Furthermore, the method allows for incorporation of additional information or can be tailored to objectives respective to a specific system, such as chemical kinetic regimes, constraints of specific parameters, or constraints on a specified target condition. We demonstrate this approach by evaluating constraint potentials for individual kinetic parameters (parameter constraint potential; Fig. 5) and by determining optimal experiments for the minimization of model uncertainty under the specific conditions relevant for atmospheric chemistry (target constraint potential; Additional file 1: Fig. S2).

The versatility of the NC is demonstrated through its application on uncertainty quantification of a QSAR model for the prediction of quinone reduction potentials. In analogy to the conditions of kinetic experiments, molecular structures that are associated with high model uncertainty represent potential candidates for future model training. This optimization of training data through uncertainty quantification may be especially useful in organic chemistry, where large quantities of molecules can be generated for computationally-costly density functional theory calculations. In basic tests, we find a correlation of the uncertainty of molecules that are added to the training data and the resulting QSAR model accuracy. However, compared with random selection, only a slight improvement in model accuracy is achieved. Thus, application of the NC for the optimization of QSAR models requires further research and will be the subject of future studies.

The computational effort of the NC can be strongly reduced by training a neural network surrogate model (SM), with nearly identical results. After consideration of the computational effort of SM training, and for the system at hand, we observe an acceleration of the evaluation of the NC by a factor of \(\sim\)5 using a KM/SM-hybrid approach, and an acceleration by a factor of \(\sim\)7.5 using only the SM (Additional file 1: Note S9). While SM for multiphase kinetic models have already proven useful in forward modelling applications [33], we here further demonstrate their utility in an inverse modelling approach.

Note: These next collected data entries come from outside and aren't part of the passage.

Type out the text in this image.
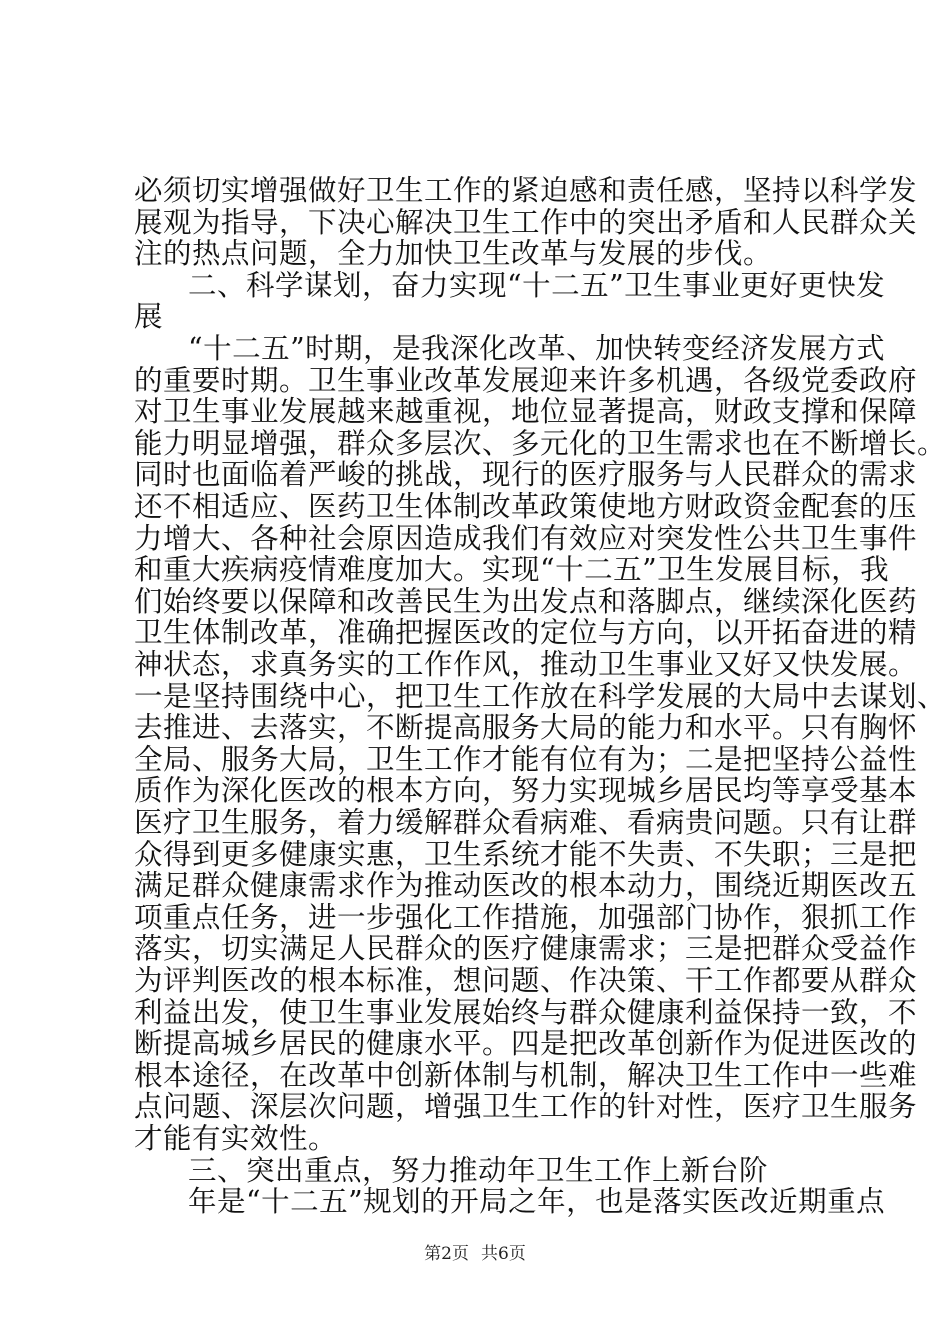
必须切实增强做好卫生工作的紧迫感和责任感，坚持以科学发
展观为指导，下决心解决卫生工作中的突出矛盾和人民群众关
注的热点问题，全力加快卫生改革与发展的步伐。
二、科学谋划，奋力实现“十二五”卫生事业更好更快发
展
“十二五”时期，是我深化改革、加快转变经济发展方式
的重要时期。卫生事业改革发展迎来许多机遇，各级党委政府
对卫生事业发展越来越重视，地位显著提高，财政支撑和保障
能力明显增强，群众多层次、多元化的卫生需求也在不断增长。
同时也面临着严峻的挑战，现行的医疗服务与人民群众的需求
还不相适应、医药卫生体制改革政策使地方财政资金配套的压
力增大、各种社会原因造成我们有效应对突发性公共卫生事件
和重大疾病疫情难度加大。实现“十二五”卫生发展目标，我
们始终要以保障和改善民生为出发点和落脚点，继续深化医药
卫生体制改革，准确把握医改的定位与方向，以开拓奋进的精
神状态，求真务实的工作作风，推动卫生事业又好又快发展。
一是坚持围绕中心，把卫生工作放在科学发展的大局中去谋划、
去推进、去落实，不断提高服务大局的能力和水平。只有胸怀
全局、服务大局，卫生工作才能有位有为；二是把坚持公益性
质作为深化医改的根本方向，努力实现城乡居民均等享受基本
医疗卫生服务，着力缓解群众看病难、看病贵问题。只有让群
众得到更多健康实惠，卫生系统才能不失责、不失职；三是把
满足群众健康需求作为推动医改的根本动力，围绕近期医改五
项重点任务，进一步强化工作措施，加强部门协作，狠抓工作
落实，切实满足人民群众的医疗健康需求；三是把群众受益作
为评判医改的根本标准，想问题、作决策、干工作都要从群众
利益出发，使卫生事业发展始终与群众健康利益保持一致，不
断提高城乡居民的健康水平。四是把改革创新作为促进医改的
根本途径，在改革中创新体制与机制，解决卫生工作中一些难
点问题、深层次问题，增强卫生工作的针对性，医疗卫生服务
才能有实效性。
三、突出重点，努力推动年卫生工作上新台阶
年是“十二五”规划的开局之年，也是落实医改近期重点
第2页 共6页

For the kinetic multi-layer model of aerosol surface and bulk chemistry (KM-SUB) and the heterogeneous ozonolysis of oleic acid, the NC suggests experiments with either very small particles (< 50 nm) or with exceptionally large particles (\(\approx 100\) \(\mu\)m) and high ozone concentrations (\(\approx 1000\) ppm) (section Ensemble spread). The first suggestion seems logical: experiments with nano-sized particles of oleic acid have not been conducted and extrapolation to these conditions will be associated with model uncertainty. The method predicts that measurements using nano-sized particles would help especially to constrain the surface reaction rate coefficient \(k_\text {SLR}\). The second suggestion of the NC may seem counter-intuitive, as these large particle—high ozone conditions are far away from atmospheric relevance. In fact, these experiments likely offer a constraint on the diffusion coefficient of oleic acid, \(D_\text {b,OL}\), a parameter that is rather unimportant under typical atmospheric conditions. Note, however, that the simple model used in this analysis does not consider changes in \(D_\text {b,OL}\) upon formation of oxidation products.

Overall, this analysis of the oleic acid—ozone reaction system shows that additional experiments measuring the loss of oleic acid under conditions typical for the atmosphere will not improve our knowledge of this well-studied system any further. More extreme conditions are needed to narrow down the model solution space, however, this will not come with an improvement of the predictive power of our models for atmospheric conditions (other than small nano-particles). Conversely, any solution in the fit ensemble obtained in this study and in Berkemeier et al. 2021 [19] should perform well under atmospherically-relevant conditions. More knowledge about the system can also be derived by changing the experimental observable. For the heterogeneous ozonolysis of alkenes, for example, product analyses have recently provided additional constraints for kinetic models [68, 71]. Extending the NC from experimental conditions to experimental observables will be a subject of future studies.